As the country sees signs of many of its lockdown restrictions being lifted over the months ahead due to the increase vaccination programme in the population, and hopefully the decrease and control of Covid-19 virus and its several variants, I look forward to this year more than all previous years in my life.

I look forward to enjoying the warmth and new growth of spring, followed by the magic of summer evenings and summer shade in our allotment, along with a glorious display of flowers, bushes, and newly leafed trees. I want my next autumn to reflect in its variety of leaf foliage the most colours I have ever seen in one place at the same time and the breeze that blows through the trees to be the most welcoming and embracing.

As for next winter, I want to see snow on Christmas day and hear the unmistakable pleasure and excitable voices of young children sledging down snowy hillside slopes, building snowmen, and throwing snowballs in gleeful abandonment. I want to see the Christmas tree that Sheila and I planted in our allotment four years ago, pass my own height, and be able to imagine it standing there fifty years hence.

For the moment, however, I will not think beyond this spring and summertime, as I want these newly-born seasons to be every bit as good as if nature knew they could be my last.
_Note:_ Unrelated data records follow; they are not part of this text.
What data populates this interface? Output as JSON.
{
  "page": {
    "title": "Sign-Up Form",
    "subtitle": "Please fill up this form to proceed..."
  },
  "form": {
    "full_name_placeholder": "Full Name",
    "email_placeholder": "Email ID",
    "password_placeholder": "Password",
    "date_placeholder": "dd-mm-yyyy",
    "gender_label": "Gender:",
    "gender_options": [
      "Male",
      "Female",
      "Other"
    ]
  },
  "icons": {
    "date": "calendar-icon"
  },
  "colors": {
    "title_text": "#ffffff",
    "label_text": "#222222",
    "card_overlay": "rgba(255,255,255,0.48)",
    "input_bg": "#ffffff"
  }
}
Let me plant new growth in our allotment this season, for this is the best way of seeing new tomorrows dawn. What I really love about summertime is that nature's song sings itself, and all that we need do is to breathe in the air of intoxication and delight in all the beauty which surrounds us.

For many years a robin revisited our allotment every spring, but last year we never saw it and feared some misfortune had occurred to it. I want to see our friendly robin approach ever so near again, to eat the crumbs on the ground as it bobs its head up and down in gratitude. I want to watch the worm bury its head beneath the garden soil once more until the robin has flown, enabling it to resurface. I want to see a kaleidoscopic invasion of my favourite Red Admiral butterflies flutter in flight as they revisit our allotment this summertime after several years of absence. Such would be a pleasure in itself to see the return of an old friend. I want to feel a sudden breeze gently brush across my face in the pleasant warmth of a summer’s afternoon and feel the presence of the angel of nature. Butterflies have such a short lifespan yet they fly fearlessly enjoying their briefest of lives without ever bothering about their inevitable demise.

What better blanket of love is there to be wrapped in than an English summer warming the relaxed body of an Irish man in his Garden of Eden as his beautiful wife bends and busies herself harvesting new potatoes to cook and serve for her man’s evening meal with a good lashing of salted Irish butter?

Springtime and summertime; are my best times, anytime, and for all time.